Neuropsychiatry stakes out a broader territory

Beyond the familiar oncology and cardiology franchises, Bristol Myers is quietly rebuilding a presence in neuroscience, an area it exited once before. CoBinfy, born of the Karuna acquisition, is the spearhead: a muscarinic M1/M4 agonist plus a peripherally acting anticholinergic, designed to tackle both positive and negative symptoms in schizophrenia with a more tolerable side‑effect profile.

The company is positioning CoBinfy as the nucleus of a broader neuropsychiatric platform. A sprawling development plan encompasses not only schizophrenia but Alzheimer’s disease psychosis, Alzheimer’s cognition and agitation, and bipolar disorder. Management stressed that, while several competitors are pursuing related muscarinic mechanisms, Bristol Myers enjoys a multi‑year head start in market experience and believes its exenatide‑plus‑trospium construct offers the right balance of central activity and peripheral tolerability. Behind it, a suite of internal and Karuna‑derived assets continue to target muscarinic receptors and disease‑modifying Alzheimer’s mechanisms.

The strategic logic is straightforward: with a dedicated psychiatry commercial infrastructure now in place and access hurdles for CoBinfy largely cleared, bolt‑on neuro assets could drop into an existing channel. Executives were explicit that neuroscience is one of the areas where they would look to add “breadth and depth” via business development, provided the science and economics align.

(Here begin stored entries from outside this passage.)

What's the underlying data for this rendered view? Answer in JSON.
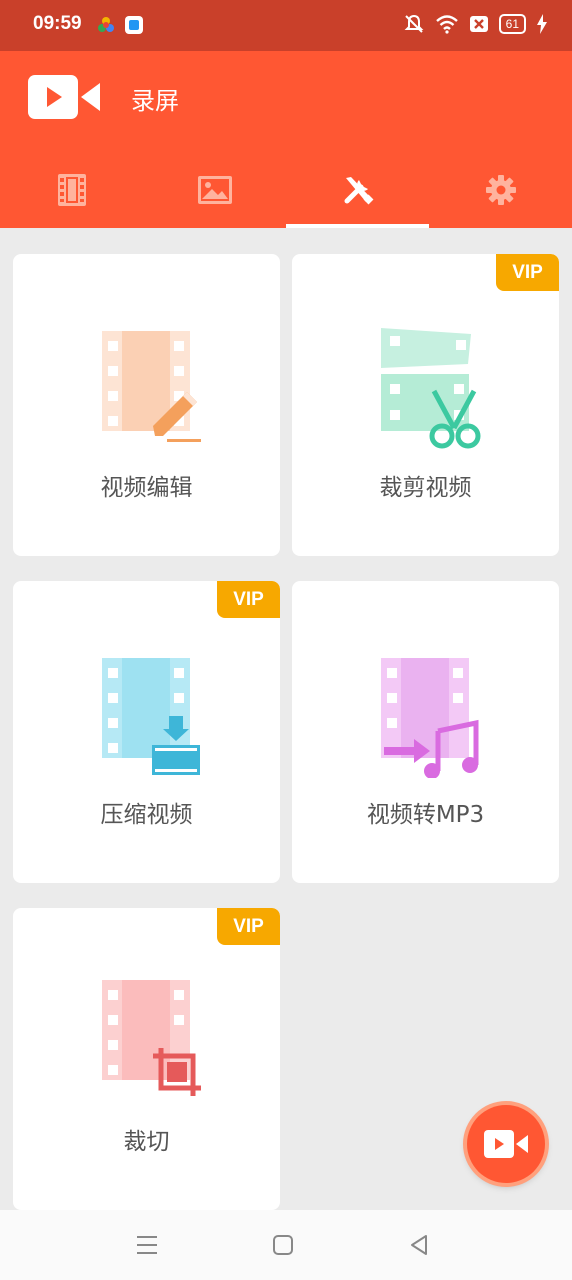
{
  "status_bar": {
    "time": "09:59",
    "battery": "61"
  },
  "app": {
    "title": "录屏"
  },
  "tabs": [
    {
      "icon": "film-icon",
      "active": false
    },
    {
      "icon": "image-icon",
      "active": false
    },
    {
      "icon": "tools-icon",
      "active": true
    },
    {
      "icon": "gear-icon",
      "active": false
    }
  ],
  "cards": [
    {
      "label": "视频编辑",
      "vip": false,
      "icon": "video-edit-icon"
    },
    {
      "label": "裁剪视频",
      "vip": true,
      "vip_label": "VIP",
      "icon": "video-trim-icon"
    },
    {
      "label": "压缩视频",
      "vip": true,
      "vip_label": "VIP",
      "icon": "video-compress-icon"
    },
    {
      "label": "视频转MP3",
      "vip": false,
      "icon": "video-to-mp3-icon"
    },
    {
      "label": "裁切",
      "vip": true,
      "vip_label": "VIP",
      "icon": "crop-icon"
    }
  ],
  "colors": {
    "status_bar": "#c9402a",
    "app_bar": "#ff5733",
    "vip": "#f7a800",
    "background": "#ebebeb"
  }
}
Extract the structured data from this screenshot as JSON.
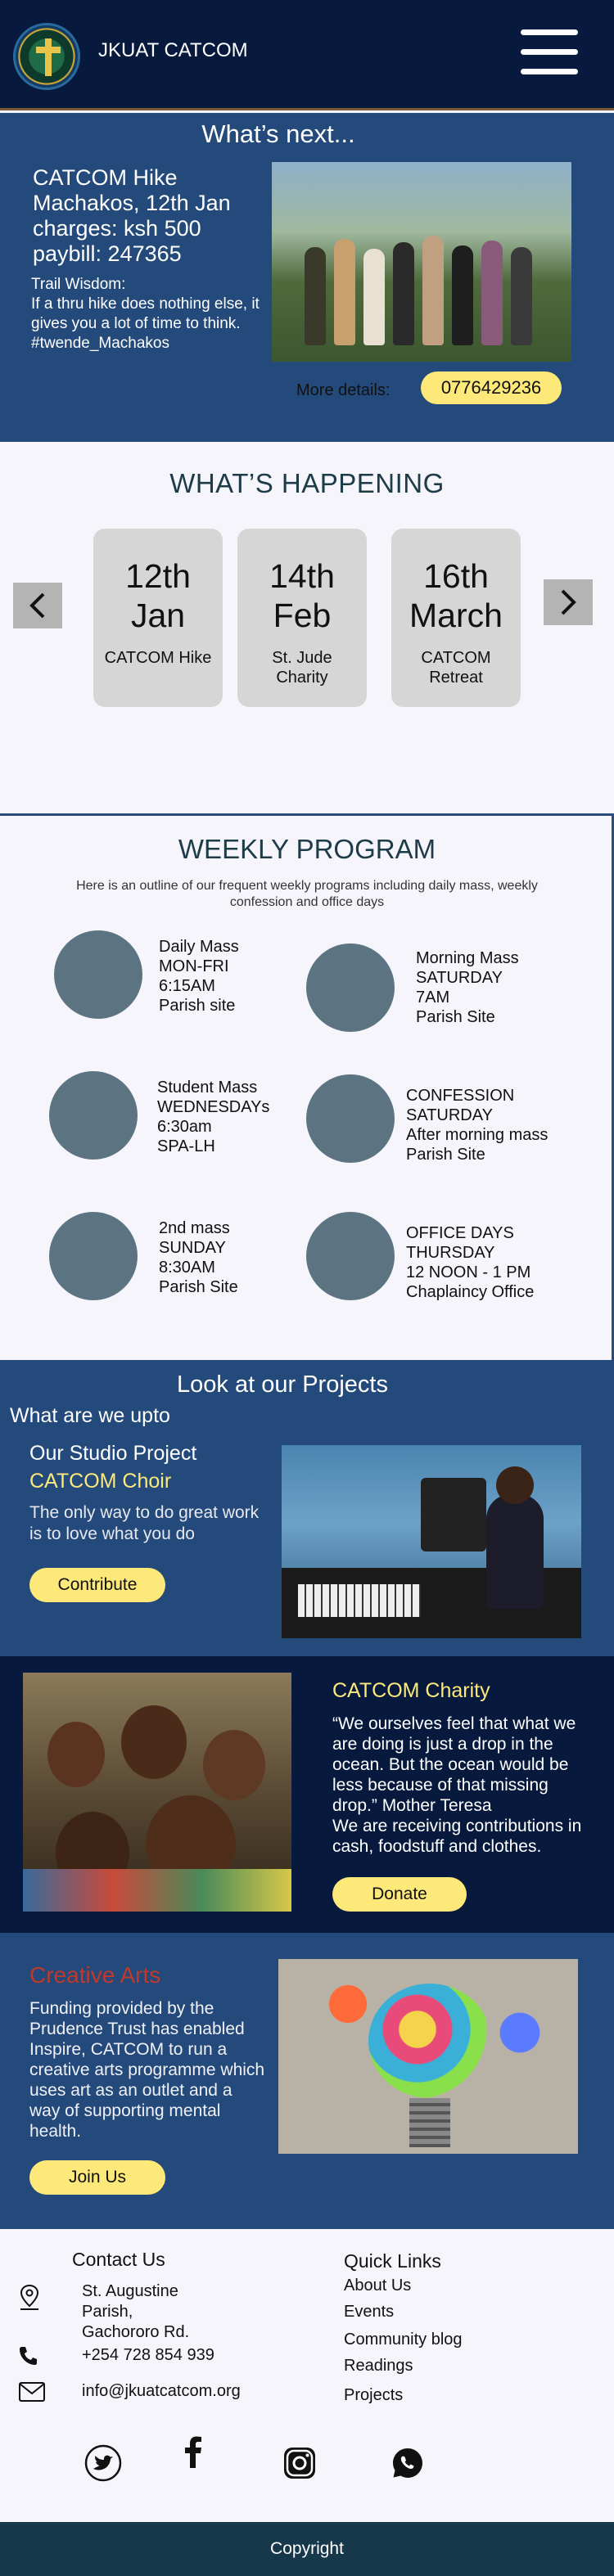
{
  "header": {
    "brand": "JKUAT CATCOM",
    "logo_icon": "parish-crest-logo",
    "menu_icon": "hamburger-menu-icon"
  },
  "next": {
    "title": "What’s next...",
    "event_lines": [
      "CATCOM Hike",
      "Machakos, 12th Jan",
      "charges: ksh 500",
      "paybill: 247365"
    ],
    "trail_lines": [
      "Trail Wisdom:",
      "If a thru hike does nothing else, it gives you a lot of time to think.",
      "#twende_Machakos"
    ],
    "more_label": "More details:",
    "phone": "0776429236"
  },
  "happening": {
    "title": "WHAT’S HAPPENING",
    "events": [
      {
        "date": "12th\nJan",
        "name": "CATCOM Hike"
      },
      {
        "date": "14th\nFeb",
        "name": "St. Jude Charity"
      },
      {
        "date": "16th\nMarch",
        "name": "CATCOM Retreat"
      }
    ]
  },
  "weekly": {
    "title": "WEEKLY PROGRAM",
    "description": "Here is an outline of our frequent weekly programs including daily mass, weekly confession and office days",
    "programs": [
      "Daily Mass\nMON-FRI\n6:15AM\nParish site",
      "Morning Mass\nSATURDAY\n7AM\nParish Site",
      "Student Mass\nWEDNESDAYs\n6:30am\nSPA-LH",
      "CONFESSION\nSATURDAY\nAfter morning mass\nParish Site",
      "2nd  mass\nSUNDAY\n8:30AM\nParish Site",
      "OFFICE DAYS\nTHURSDAY\n12 NOON - 1 PM\nChaplaincy Office"
    ]
  },
  "projects": {
    "title": "Look at our Projects",
    "subtitle": "What are we upto",
    "studio_label": "Our Studio Project",
    "choir_label": "CATCOM Choir",
    "quote": "The only way to do great work is to love what you do",
    "button": "Contribute"
  },
  "charity": {
    "title": "CATCOM Charity",
    "text": "“We ourselves feel that what we are doing is just a drop in the ocean. But the ocean would be less because of that missing drop.” Mother Teresa\nWe are receiving contributions in cash, foodstuff and clothes.",
    "button": "Donate"
  },
  "arts": {
    "title": "Creative Arts",
    "text": "Funding provided by the Prudence Trust has enabled Inspire, CATCOM to run a creative arts programme which uses art as an outlet and a way of supporting mental health.",
    "button": "Join Us"
  },
  "footer": {
    "contact_title": "Contact Us",
    "address": "St. Augustine\nParish,\nGachororo Rd.",
    "phone": "+254 728 854 939",
    "email": "info@jkuatcatcom.org",
    "links_title": "Quick Links",
    "links": [
      "About Us",
      "Events",
      "Community blog",
      "Readings",
      "Projects"
    ],
    "social_icons": [
      "twitter-icon",
      "facebook-icon",
      "instagram-icon",
      "whatsapp-icon"
    ],
    "copyright": "Copyright"
  },
  "colors": {
    "navy": "#071a3d",
    "blue": "#234a7a",
    "accent_yellow": "#fde87a",
    "arts_red": "#c0392b",
    "heading_teal": "#1d3c48"
  }
}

Management tone: execution first, deals on their terms

Through the prepared remarks, a few themes recurred with unusual frequency. Boerner repeatedly invoked Bristol Myers’ “say‑to‑do ratio” – a cultural shorthand for doing what it promises – as he sought to convince investors that the company can steer through the twin shoals of a major loss‑of‑exclusivity cycle and a crowded late‑stage pipeline.

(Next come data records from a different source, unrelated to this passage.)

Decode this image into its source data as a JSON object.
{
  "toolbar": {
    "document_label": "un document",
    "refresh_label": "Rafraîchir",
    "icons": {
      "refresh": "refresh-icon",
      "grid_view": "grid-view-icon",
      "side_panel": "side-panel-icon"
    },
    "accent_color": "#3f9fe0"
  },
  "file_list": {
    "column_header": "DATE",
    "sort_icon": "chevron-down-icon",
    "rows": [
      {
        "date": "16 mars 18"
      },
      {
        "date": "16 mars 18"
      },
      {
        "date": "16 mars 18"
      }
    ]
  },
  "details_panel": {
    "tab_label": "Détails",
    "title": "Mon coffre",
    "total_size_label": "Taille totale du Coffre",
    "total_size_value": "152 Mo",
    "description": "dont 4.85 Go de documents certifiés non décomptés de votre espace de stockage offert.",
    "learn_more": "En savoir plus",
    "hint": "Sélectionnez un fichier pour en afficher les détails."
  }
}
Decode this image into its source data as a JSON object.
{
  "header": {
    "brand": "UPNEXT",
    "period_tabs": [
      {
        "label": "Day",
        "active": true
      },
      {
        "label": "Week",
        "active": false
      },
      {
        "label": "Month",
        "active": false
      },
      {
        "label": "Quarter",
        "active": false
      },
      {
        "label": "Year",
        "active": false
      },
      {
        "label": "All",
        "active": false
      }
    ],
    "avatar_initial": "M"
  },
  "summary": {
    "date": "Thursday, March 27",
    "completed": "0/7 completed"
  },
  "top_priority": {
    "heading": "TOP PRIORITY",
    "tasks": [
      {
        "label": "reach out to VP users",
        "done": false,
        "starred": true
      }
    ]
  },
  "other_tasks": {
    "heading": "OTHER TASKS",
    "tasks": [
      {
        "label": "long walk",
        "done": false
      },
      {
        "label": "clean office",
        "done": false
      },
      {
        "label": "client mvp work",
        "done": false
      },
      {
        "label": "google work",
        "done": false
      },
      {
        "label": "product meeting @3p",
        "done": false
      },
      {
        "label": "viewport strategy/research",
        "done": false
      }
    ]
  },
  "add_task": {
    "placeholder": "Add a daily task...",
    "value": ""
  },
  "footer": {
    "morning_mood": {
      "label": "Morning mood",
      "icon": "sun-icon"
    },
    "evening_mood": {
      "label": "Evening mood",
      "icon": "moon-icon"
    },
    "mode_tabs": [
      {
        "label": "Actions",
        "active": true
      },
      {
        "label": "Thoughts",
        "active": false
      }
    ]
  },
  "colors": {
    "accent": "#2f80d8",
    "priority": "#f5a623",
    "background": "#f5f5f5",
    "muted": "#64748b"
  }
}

The rhetoric around business development was notably disciplined. With a late‑stage pipeline that management believes can deliver “industry-leading sustainable growth into the 2030s and beyond”, the company insists it does not need to “chase deals” or pay up for fashionable areas like obesity. While executives acknowledged watching metabolic disease closely, their stated priority is still to reinforce existing franchises – oncology, haematology, cardiovascular, immunology and neuroscience – where they argue Bristol Myers can best assess science, influence development and extract commercial value.

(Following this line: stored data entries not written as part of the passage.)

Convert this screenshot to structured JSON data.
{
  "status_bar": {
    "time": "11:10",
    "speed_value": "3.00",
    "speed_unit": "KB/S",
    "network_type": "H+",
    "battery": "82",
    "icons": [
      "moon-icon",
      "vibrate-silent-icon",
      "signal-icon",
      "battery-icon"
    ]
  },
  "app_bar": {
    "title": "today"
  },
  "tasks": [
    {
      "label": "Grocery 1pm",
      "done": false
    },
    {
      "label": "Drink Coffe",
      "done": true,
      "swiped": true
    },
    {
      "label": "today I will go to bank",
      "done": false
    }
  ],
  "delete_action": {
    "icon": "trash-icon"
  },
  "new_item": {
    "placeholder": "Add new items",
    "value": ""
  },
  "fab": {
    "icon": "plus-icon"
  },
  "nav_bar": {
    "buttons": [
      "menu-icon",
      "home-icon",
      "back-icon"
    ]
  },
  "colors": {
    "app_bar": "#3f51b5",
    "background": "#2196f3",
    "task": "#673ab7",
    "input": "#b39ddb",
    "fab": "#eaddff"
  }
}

Taken together, the quarter’s numbers and the 2026 outlook paint the picture of a company in mid‑transition: revenue held flat while a $4bn legacy decline was almost fully offset; margins compressed as mix shifted towards Eliquis and away from Revlimid; operating costs fell even as the late‑stage pipeline ballooned. The test, over the next 18–24 months, will be whether the dense cluster of pivotal read‑outs – and the pivotal shift from Eliquis to milvexian, from IMiDs to CELMoDs, from today’s PD‑1/PD‑L1s to pemigatinib – can convert that careful rewiring into the “durable growth profile” that Bristol Myers is now staking its decade on.